This week has been a particularly dramatic one for the Trump administration, and it's put the president's staunchest public advocates on the defensive. Things got heated on CNN on Thursday night, Aug. 23, when Kellyanne Conway discussed Michael Cohen's payments with Chris Cuomo.
Cohen, the president's one-time lawyer and fixer, pleaded guilty on Tuesday to committing a range of financial crimes, including two campaign violations that he said he did "in coordination and at the direction of a candidate for federal office." That candidate, though unnamed, is assumed to be President Donald Trump, which implicates the president in Cohen's crimes. Conway and Cuomo sat down on CNN to discuss the matter.
Jabs flew even as the two greeted each other. Conway mentioned that President Trump "had always liked" Cuomo's mother, a former first lady of New York state. She told him, "Don't embarrass her tonight."
Cuomo argued that Trump must have lied repeatedly about his interactions with Stormy Daniels and Karen McDougal, the women to whom Cohen made the payments that brought him the campaign finance violations.

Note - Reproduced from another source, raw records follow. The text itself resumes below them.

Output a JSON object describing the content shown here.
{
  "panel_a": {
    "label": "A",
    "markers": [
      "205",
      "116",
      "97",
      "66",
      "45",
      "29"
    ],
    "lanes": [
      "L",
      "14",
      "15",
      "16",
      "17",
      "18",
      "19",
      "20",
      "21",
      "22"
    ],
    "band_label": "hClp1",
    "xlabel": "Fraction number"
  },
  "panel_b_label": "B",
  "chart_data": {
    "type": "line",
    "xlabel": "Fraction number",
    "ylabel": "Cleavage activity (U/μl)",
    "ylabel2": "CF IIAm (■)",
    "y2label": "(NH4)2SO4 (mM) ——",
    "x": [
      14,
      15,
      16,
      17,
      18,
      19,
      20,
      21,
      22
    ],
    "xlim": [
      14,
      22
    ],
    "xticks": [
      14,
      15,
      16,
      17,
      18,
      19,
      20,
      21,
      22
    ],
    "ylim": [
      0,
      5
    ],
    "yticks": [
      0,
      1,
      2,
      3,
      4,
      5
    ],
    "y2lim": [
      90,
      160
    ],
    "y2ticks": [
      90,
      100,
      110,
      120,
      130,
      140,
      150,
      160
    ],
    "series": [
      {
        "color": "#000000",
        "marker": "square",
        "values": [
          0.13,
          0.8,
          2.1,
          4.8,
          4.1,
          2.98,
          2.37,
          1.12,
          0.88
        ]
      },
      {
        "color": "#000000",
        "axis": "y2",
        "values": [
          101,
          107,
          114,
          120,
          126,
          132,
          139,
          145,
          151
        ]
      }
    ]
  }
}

Daniels and McDougal allege that they had affairs with Trump. He continues to deny it.
"The president lied about what he knew about these women," Cuomo said. "He should not lie to the American people, in their face, time and again."
Cuomo's main sticking point was with Trump's claims that he didn't know about Cohen's payments when they were made (including when he told reporters on Air Force One in April that "no," he didn't know about the Daniels payment, and when White House spokespeople repeatedly denied his knowledge of either one). But CNN obtained a tape last month that seems to feature Cohen talking to Trump about the McDougal arrangement. On the tape, Trump reportedly agrees to compensate someone named David, thought to be David Pecker of AMI, the publisher that bought and then never published McDougal's story. He asks Cohen, "What do we got to pay for this?"
Glenn Kessler, author of The Washington Post's "Fact Checker" blog, wrote a detailed post on Wednesday about why Trump's claims about the payments warrant the label of "lies." It's the first time Kessler has used the word "lie" when describing what he calls Trump's "loose relationship with facts" — he says it's difficult to prove that the president is aware that he's saying untrue things. But in this situation, according to Kessler, evidence shows that Trump knew about the payments before they happened.
When Cuomo discussed the tape on Wednesday with the president's former lawyer, Jay Goldberg, Goldberg claimed that Trump lied about the payments. "That should concern the public," Goldberg said, "that the president can't be counted on to tell the truth."
"His own lawyer admits he lied," Cuomo told Conway on Thursday. He kept emphasizing the seemingly damning evidence of the tape, but she repeatedly deflected. "The president has said that he has not lied," she said. "You know what tape I want to hear? Tell us what's on the tape of Chris Cuomo and Michael Cohen."
Cohen sat down for an off-the-record conversation with Cuomo when news of his payment to Daniels was first circulating. He reportedly secretly recorded their discussion. "Tons of stuff" is on that tape, Cuomo told Conway on Thursday, to which she replied, "OK, well tell us!"
"I'll tell you why I can't," Cuomo said. "Because there's a little difference between you and me and the shop you're working for: integrity." He continued: "It was off the record, and I respect that, even though he did me wrong. That's called integrity."